Überstunden ohne Ende und was ist eigentlich eine Pause?
Fragestellung
Sehr geehrter Herr Rechtsanwalt Roth,
ich arbeite seit mehreren Jahren als Kommissionierer im Zentrallager einer großen Supermarktkette, sodass bei uns auch der Tarifvertrag zur Anwendung kommt. Ich habe zwei verschiedene Fragestellungen. Ich habe diesbezüglich bereits auch mit dem Betriebsrat und auch in Gruppenbesprechungen mit den jeweiligen Gruppenleitern gesprochen, da sehr viele meiner Kollegen dieselbe Problematik haben, aber bisher leider nichts erreicht.
1. Überstunden ohne Ende???
In der Firma besteht ständig das Problem von Personalmangel. Den Arbeitern wird meistens ein Arbeitsvertrag von 6,5h oder 7,5h pro Tag angeboten jedoch wird regelmäßig (also nicht nur zu Stoßzeiten wie Weihnachten oder Ostern) sondern immer erwartet dass Überstunden geleistet werden (es gibt natürlich auch Ausnahmen, aber Überstunden von 1-2 h pro Tag sind die Regel, wobei diese immer ausbezahlt werden). Das heißt Überstunden sind die Regel, die vereinbarte Arbeitszeit eher die Ausnahme. Wobei manchmal sogar 6-Tage-Wochen vorkommen.
Wie ist hier die Rechtslage? Kann ich beispielsweise nach der vereinbarten Arbeitszeit mich abmelden und nach Hause gehen, oder muss ich der Anweisung nach Überstunden nun bis in alle Ewigkeit Folge leisten aus Angst eine fristlose Kündigung zu riskieren? Wo sind hier die Grenzen, die selbst vom Betriebsrat als nicht vorhanden bezeichnet werden? Ist der ständige Personalmangel tatsächlich ein Problem, das wir als Mitarbeiter immer mittragen müssen? Wie kann man sich hier verhalten?
2. Ständige Beobachtung um "Pausenkorrekturen" vorzunehmen; Was ist eigentlich eine Pause?

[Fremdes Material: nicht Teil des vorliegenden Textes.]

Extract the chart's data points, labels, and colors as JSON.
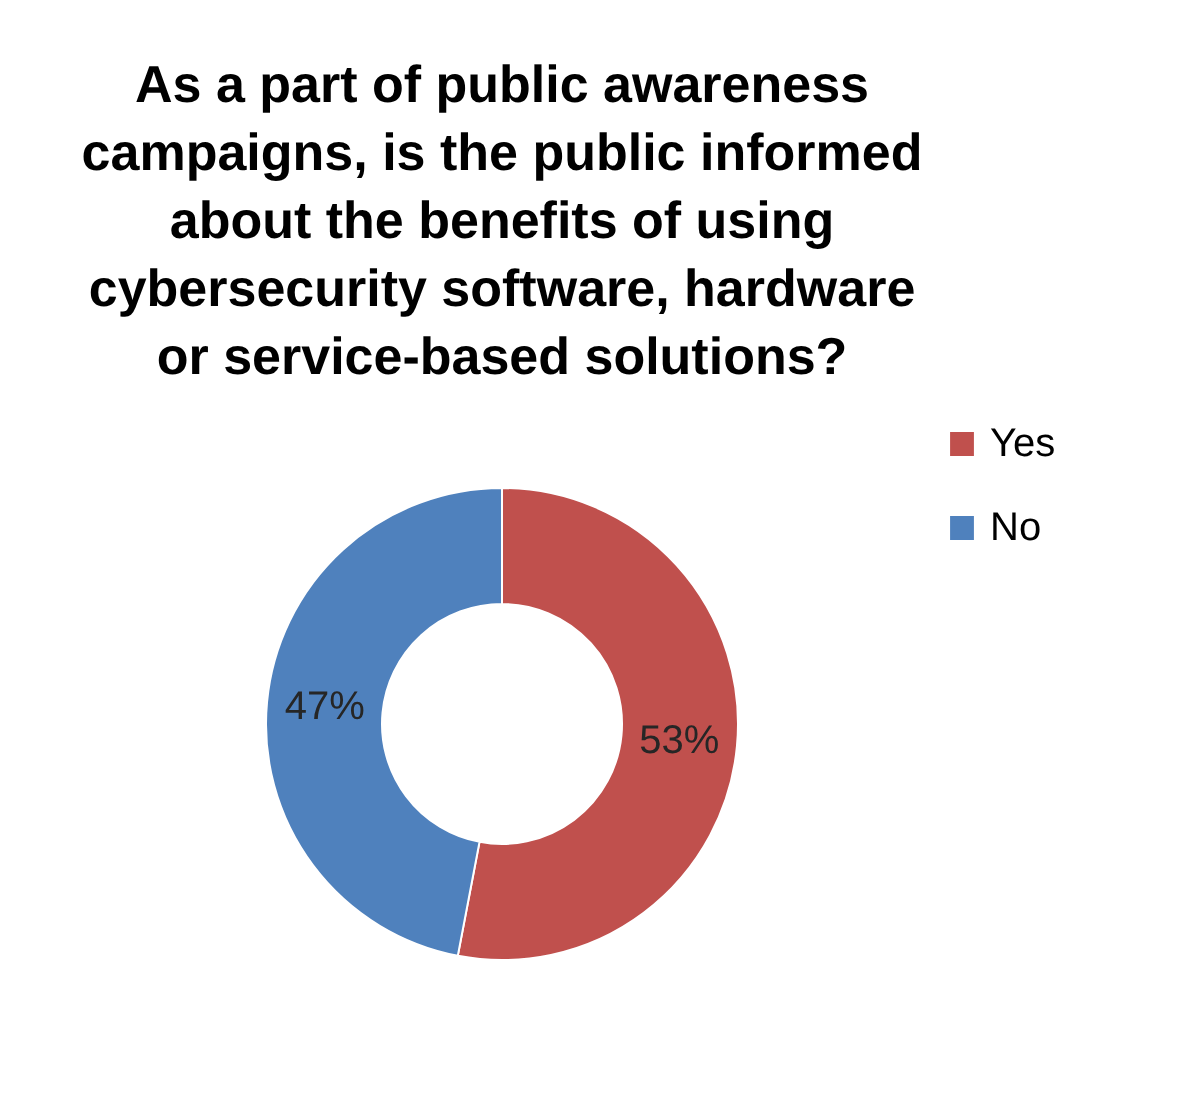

Seit einer Woche wurde "von oben herab" entschieden, dass wenn während der Arbeitszeit jemand beim Quatschen erwischt wird, dieser jemand einen Zettel zur Pausenkorrektur unterschreiben muss. Auf diesem Zettel wird bestätigt, dass man beispielsweise 2 oder 5 Minuten (oder wie lange auch immer man beobachtet wurde) Pause gemacht hat und diese Minuten dann natürlich nicht bezahlt werden. Aus Unwissenheit und Angst haben viele Mitarbeiter (inkl. mir) schon solche Zettel unterschrieben. Weil die leitenden Mitarbeiter unsere Angst oder Unwissenheit schon "gerochen" haben, haben diese sogar schon angefangen uns auch bezüglich der Arbeitsschnelligkeit unter Druck zu setzen. Die Motivation und die Arbeitsmoral der Kollegen ist auf einem noch nie vorhandenen Tief deswegen, man ist ständig unter Beobachtung und unter Druck.

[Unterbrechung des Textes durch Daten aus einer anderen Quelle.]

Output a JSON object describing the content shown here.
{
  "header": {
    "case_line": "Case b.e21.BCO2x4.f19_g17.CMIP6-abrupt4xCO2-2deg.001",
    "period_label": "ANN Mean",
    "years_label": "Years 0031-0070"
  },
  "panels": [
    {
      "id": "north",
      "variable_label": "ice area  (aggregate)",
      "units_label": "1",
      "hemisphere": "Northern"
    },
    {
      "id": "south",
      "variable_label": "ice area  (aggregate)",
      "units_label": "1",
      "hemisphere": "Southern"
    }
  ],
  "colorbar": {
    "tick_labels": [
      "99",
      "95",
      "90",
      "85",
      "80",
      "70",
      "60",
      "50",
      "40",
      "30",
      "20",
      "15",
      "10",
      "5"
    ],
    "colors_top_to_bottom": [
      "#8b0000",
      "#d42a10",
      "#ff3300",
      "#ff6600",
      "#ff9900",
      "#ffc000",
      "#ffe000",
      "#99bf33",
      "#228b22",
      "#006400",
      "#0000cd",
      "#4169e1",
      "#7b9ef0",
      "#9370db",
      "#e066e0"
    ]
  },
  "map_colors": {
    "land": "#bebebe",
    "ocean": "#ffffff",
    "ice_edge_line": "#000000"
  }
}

Wie ist auch hier die Rechtslage? Darf ich wirklich nicht, vor allem hier wo es um körperlich anstrengende Arbeit geht, kurze (bezahlte) Verschnaufpausen machen, in denen ich mich auch kurz mal mit meinem Kollegen unterhalte? Muss ich mich während der Arbeitszeit gegenüber meinem Kollegen in Schweigen hüllen, außer wenn es um Belange der Arbeit geht? Oder kann ich sogar nicht sprechen, wenn ich bspw. über die (derzeit schlimme) Situation der Arbeit reden möchte? Sind auch kleine Späßchen zwischendrin verboten? Wie sieht es um die Schnelligkeit der erledigten Arbeit aus? Muss ein vom Betrieb vorgegebener Wert (z. B. eine gewisse übliche Anzahl von Kollis/Einheiten) erreicht werden, obwohl hier keine Akkordarbeit vereinbart ist? Ich habe beispielsweise nach einer gewissen Zeit Rückenschmerzen und muss um schlimmeres zu verhindern langsamer machen, da ich sonst auch nach der Arbeit nur noch mit Rückenschmerzen zu kämpfen habe und eigentlich nicht mich deswegen krank melden will. Wie kann ich mich hier verteidigen? Wie kann man sich auch hier bzgl. der Pausenregelungen und dem Druck verhalten ohne sich schuldig zu machen?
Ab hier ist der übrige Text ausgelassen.